In Gore, on the insignificant Highway 94, comes a sudden special moment of happiness. We’re driving towards the town. Horses in mud-splashed blue coats lift their heads momentarily. A small industrial estate passes by the windows, silos and warehouses, whitewashed and riddled with rust. Two teenagers are hanging around in the draughty entrance to a vacant building bearing the faded name of "Atomic Café". A nucleus white on a black background, the outlines of a circling electron. An agricultural machine park. A picturesquely abandoned factory building. A row of severely weathered wooden houses with the typical large signs and canopies over the entrances. In the middle: a shop painted baby blue, brightly lit inside, stuffed full of colourful tins and tubes. The man behind the counter, sitting on a stool with his arms folded, looks outside expressionlessly, with a vacant look, his dark face furrowed.
After two days of tourism highlights I suddenly realize how much I’ve missed being in places that aren’t under the surveillance of countless eyes. Places that only mean something to the people who live there, and perhaps not even to them.
I haven’t yet found out why I’ve been making so many comparisons between the worlds in my time here, much more than on any other trip. Is it because I’m writing about it? Or because everything here is different, but then again not? The cool, rainy South with its herds of animals and crooked, romantic wooden fences reminds me of Scotland or the Pyrenees. And when we’re driving through this very land and spot a pile of fodder covered over with a tarpaulin and old tyres, my brain instantly signalizes: Brandenburg.

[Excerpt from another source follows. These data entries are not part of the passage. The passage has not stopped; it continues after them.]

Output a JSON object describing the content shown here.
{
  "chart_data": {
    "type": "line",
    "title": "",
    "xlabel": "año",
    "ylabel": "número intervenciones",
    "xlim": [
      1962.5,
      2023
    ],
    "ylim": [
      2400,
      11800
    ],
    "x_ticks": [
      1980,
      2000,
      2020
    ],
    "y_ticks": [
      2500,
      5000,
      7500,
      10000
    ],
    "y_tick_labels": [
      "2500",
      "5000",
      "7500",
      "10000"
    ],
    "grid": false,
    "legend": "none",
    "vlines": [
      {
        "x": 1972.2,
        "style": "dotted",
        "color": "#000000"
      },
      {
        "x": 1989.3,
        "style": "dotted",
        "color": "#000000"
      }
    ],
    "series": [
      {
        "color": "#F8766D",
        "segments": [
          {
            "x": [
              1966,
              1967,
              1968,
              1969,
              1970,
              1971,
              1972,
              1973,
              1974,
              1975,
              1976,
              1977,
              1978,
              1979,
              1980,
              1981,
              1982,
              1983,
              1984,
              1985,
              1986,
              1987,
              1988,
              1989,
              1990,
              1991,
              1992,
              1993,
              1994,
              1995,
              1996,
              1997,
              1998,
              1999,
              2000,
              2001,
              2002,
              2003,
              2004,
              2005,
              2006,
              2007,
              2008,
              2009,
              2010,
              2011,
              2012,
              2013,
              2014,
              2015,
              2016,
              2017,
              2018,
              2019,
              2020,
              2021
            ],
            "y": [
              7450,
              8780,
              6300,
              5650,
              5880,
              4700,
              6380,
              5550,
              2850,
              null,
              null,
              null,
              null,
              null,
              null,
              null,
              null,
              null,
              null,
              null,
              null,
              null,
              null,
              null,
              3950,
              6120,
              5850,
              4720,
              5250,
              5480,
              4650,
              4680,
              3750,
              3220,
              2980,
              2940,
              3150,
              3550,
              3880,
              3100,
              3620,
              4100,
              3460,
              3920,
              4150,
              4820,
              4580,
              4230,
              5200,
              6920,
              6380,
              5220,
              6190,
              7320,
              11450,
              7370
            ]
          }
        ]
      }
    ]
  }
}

Even when I relate places strongly frequented by tourists to dull towns that appear unattractive to most visitors but make me happy, it ultimately has something to do with Berlin, with my life in the centre of East Berlin, where the population has been almost entirely replaced over the past twenty years. To do with the stress and the new lack of intimacy that accompanies a constant coming and going of residents and visitors, people who hardly know the history of the area where they live and have hardly any older neighbours who might tell those stories.
Toppled trunks with exposed roots, finely woven gossamer. Trees shooting up and suddenly thickening at the top, as if someone had stretched a picture sideways. Plants in the most various shapes and shades. Leaves reminiscent of hair. Mosses as rough as stone or as soft as peach fuzz, and more artfully intertwined than one might ever see in a European forest. I will most likely always remember the rain forest we see on the Routeburn Track.
The nearby Milford Sound, however, the dramatic, impressive bay at the most south-westerly point, left a sobered feeling in me despite its just as spectacular nature. As beautiful, as unique as the transition between sea and land is here, you have to mingle with tourist groups to explore the area – unless you have the courage to travel by kayak, much more time and money for an individual boat tour in the less frequented neighbouring bays – or the physical stamina for a three-to-four-day walking tour. A little more exercise wouldn’t do any harm, I think to myself, and I surrender myself humbly to the absurd feeling that rises within me as we sail along the fjords on a tourist boat next to a couple from Berlin-Reinickendorf.